Reklam yazarı alacağız... Ben ‘’Artık reklam yazarı aramıyoruz’’ başlıklı bir anlamda anti reklam hazırladım. Aradığımız kişi siz, şimdi bu ilanı okuyorsunuz, öyleyse reklam yazarı aramamıza gerek kalmadı gibilerinden bir metin var altta. Neredeyse reddediliyordu, böyle ilan olmaz diye, İzidor Bey ağırlığını koydu, ilan yayınlandı. Sevda isimli birini aldık, o Sevda benim eşim ve Yavuzun annesi oldu.  Nikâh şahidim İzidor Bey idi.

Yavuz doğdu doğacak Sevda hastanede ..Ben hastane parası olarak 6-7 bin lira  avans aldım İzidor Bey’den..Yavuz doğdu ,ben o sabah o heyecanla parayı düşürdüm. Yapacak bir şey yok İzidor Beyin karşına çöktüm. Hiç ayrıntıya girmedi, aynı parayı verdi... Ve o parayı hiç geri almadı... Hayatımın dönüm noktalarında hep yanımda oldu, hep destekledi.

Ve tabii ‘’Sakin Güç’’ İzidor Bey’i anarken  onun arkasındaki ‘’Sessiz Güç’’ Zelda Hanım’ı da hatırlıyorum sevgiyle. Ne güzel insanlardı onlar. Onları tanıyan herkes,  yokluklarını hep hissedeceklerdir eminim... Önlerinde saygıyla eğiliyorum. Ruhları şad, mekânları cennet olsun...

***

Mösyö İzidor’a / Oğuzhan Akay

İzidor Barouh Bey, ya da bizim çağırdığımız biçimiyle Mösyö İzidor, sektörümüzün Eli Acıman kadar önemli, değerli kurucularındandır.

Asırlık bir çınardı o.

Ben reklamcılığa 1982 yılında İlancılık’ta başladım. 2,5 yıl çalıştım.

İyi ki de öyle olmuş.

Savaşta cerrahlığı yani işi işin içerisine girerek çözmeyi, orada öğrendim.

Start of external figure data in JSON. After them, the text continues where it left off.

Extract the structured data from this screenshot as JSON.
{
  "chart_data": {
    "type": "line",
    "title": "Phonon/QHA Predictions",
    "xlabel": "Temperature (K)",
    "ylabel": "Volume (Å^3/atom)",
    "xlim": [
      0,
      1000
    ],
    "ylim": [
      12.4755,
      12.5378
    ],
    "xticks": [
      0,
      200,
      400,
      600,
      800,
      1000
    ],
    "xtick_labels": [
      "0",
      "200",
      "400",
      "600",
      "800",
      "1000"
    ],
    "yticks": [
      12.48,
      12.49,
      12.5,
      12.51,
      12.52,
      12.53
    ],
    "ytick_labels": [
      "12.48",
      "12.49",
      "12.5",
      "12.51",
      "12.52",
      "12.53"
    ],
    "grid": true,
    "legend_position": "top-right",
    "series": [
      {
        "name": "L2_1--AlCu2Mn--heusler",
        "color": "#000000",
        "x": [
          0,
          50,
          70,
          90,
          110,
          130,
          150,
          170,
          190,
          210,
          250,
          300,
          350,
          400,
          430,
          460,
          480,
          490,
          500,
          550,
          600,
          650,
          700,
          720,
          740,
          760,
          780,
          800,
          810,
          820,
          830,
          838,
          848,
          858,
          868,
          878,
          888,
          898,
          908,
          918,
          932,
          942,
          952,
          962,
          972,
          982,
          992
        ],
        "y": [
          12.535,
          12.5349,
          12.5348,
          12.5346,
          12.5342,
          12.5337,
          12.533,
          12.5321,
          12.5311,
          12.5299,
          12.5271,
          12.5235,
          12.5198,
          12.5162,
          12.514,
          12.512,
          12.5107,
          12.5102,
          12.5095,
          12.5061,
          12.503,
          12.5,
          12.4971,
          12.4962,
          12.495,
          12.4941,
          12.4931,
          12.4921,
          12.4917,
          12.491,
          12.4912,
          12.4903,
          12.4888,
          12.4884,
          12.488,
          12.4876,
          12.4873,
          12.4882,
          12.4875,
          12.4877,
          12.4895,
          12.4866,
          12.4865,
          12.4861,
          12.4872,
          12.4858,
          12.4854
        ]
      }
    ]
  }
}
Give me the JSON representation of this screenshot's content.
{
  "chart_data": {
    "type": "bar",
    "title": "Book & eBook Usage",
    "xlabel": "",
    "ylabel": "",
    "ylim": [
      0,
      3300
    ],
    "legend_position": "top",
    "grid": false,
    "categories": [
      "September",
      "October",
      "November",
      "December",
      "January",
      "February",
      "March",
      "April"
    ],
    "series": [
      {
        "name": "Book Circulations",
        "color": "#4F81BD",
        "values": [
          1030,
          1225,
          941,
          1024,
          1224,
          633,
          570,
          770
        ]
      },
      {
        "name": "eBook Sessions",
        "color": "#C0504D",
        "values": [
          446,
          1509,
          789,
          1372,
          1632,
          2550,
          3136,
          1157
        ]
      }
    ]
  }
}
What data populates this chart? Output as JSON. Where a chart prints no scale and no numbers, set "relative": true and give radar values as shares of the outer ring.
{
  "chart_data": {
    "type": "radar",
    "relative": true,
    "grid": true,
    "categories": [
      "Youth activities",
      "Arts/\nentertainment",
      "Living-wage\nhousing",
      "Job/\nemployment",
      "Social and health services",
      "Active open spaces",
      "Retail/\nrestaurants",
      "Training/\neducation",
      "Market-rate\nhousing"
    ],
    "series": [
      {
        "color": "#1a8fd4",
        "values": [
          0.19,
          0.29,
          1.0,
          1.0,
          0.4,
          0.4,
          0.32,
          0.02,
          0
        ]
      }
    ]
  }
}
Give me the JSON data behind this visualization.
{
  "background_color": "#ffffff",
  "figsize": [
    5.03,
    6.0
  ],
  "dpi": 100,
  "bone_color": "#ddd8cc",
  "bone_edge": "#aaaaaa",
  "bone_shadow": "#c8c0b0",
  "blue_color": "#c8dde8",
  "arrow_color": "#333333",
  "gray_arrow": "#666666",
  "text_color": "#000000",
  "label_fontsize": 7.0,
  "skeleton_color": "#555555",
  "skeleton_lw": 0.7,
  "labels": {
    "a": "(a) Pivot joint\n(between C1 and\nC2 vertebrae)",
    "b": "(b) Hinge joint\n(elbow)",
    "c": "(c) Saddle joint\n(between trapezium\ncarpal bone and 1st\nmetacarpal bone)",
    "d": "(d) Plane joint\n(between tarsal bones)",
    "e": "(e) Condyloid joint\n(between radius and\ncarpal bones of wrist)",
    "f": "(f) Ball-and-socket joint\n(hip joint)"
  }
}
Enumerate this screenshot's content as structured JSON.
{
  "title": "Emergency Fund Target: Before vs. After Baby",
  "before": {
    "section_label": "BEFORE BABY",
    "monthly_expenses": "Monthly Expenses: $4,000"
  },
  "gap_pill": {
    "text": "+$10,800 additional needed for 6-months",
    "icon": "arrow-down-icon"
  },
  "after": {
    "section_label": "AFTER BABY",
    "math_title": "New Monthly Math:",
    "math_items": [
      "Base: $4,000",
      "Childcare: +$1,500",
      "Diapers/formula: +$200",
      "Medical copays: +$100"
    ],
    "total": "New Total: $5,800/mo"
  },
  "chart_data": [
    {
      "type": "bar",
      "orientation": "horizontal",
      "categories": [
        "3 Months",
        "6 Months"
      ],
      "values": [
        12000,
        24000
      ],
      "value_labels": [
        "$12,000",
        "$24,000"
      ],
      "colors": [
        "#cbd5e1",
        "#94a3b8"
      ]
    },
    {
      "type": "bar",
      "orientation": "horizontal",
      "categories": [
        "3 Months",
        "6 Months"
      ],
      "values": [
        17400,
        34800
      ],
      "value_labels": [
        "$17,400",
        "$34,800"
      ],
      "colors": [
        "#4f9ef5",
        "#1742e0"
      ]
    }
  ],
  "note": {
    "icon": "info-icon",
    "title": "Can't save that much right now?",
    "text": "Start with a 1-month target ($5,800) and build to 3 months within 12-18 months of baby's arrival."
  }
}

Sonra da nereye gittiysem İlancılık’ta kazandığım pratik ve hız, farkımı yarattı.

İzidor Bey ajansta daha çok finansla ilgiliydi. İşleri Yakup Bey götürüyordu.

Zekâsı çok işlek, çok çalışkan, çok enerjik biriydi. Merdivenleri zıplaya zıplaya çıktığını bilirim. Nazik biriydi. Tam bir centilmendi. Ajansta gergin bir atmosfer olduğunda herkesi hemen yatıştırabilirdi. Ajansın kıdemli yazarı Vedat Bey’le arada Fransızca konuşurlardı. Sultanahmet Meydanı’nda resim yaparken gördüğü ve tanıştığı bir Belçikalıyı ajansa getirmişti. Ama adam grafiği bilmiyordu. Mösyö İzidor, bu adam grafik bilmiyor dediğimizde, gülerek “Ama  ressam, Fransızcası da çok iyi paşam” demesini unutamayız.

İlancılık, reklam sektörüne çok fazla sayıda insan yetiştirmiş, köklü bir ajanstır.

Onun çalışma iştahı bana iş hayatım boyunca örnek olmuştur.

İzidor Bey, yüz yılı aşkın bir geçmişi olan bu ajansı, nice kuruluş yok olurken yaşatmayı, yenilemeyi, ilerletmeyi başarmış bir ustadır.

Son dönemlerine kadar ne şirket onu bıraktı, ne de o şirketi.

Umarım adını yaşatma becerisini gösterebiliriz. Tanrı herkese böyle bir ömür versin.

Üzgünüm. Ruhu şad, mekânı cennet olsun.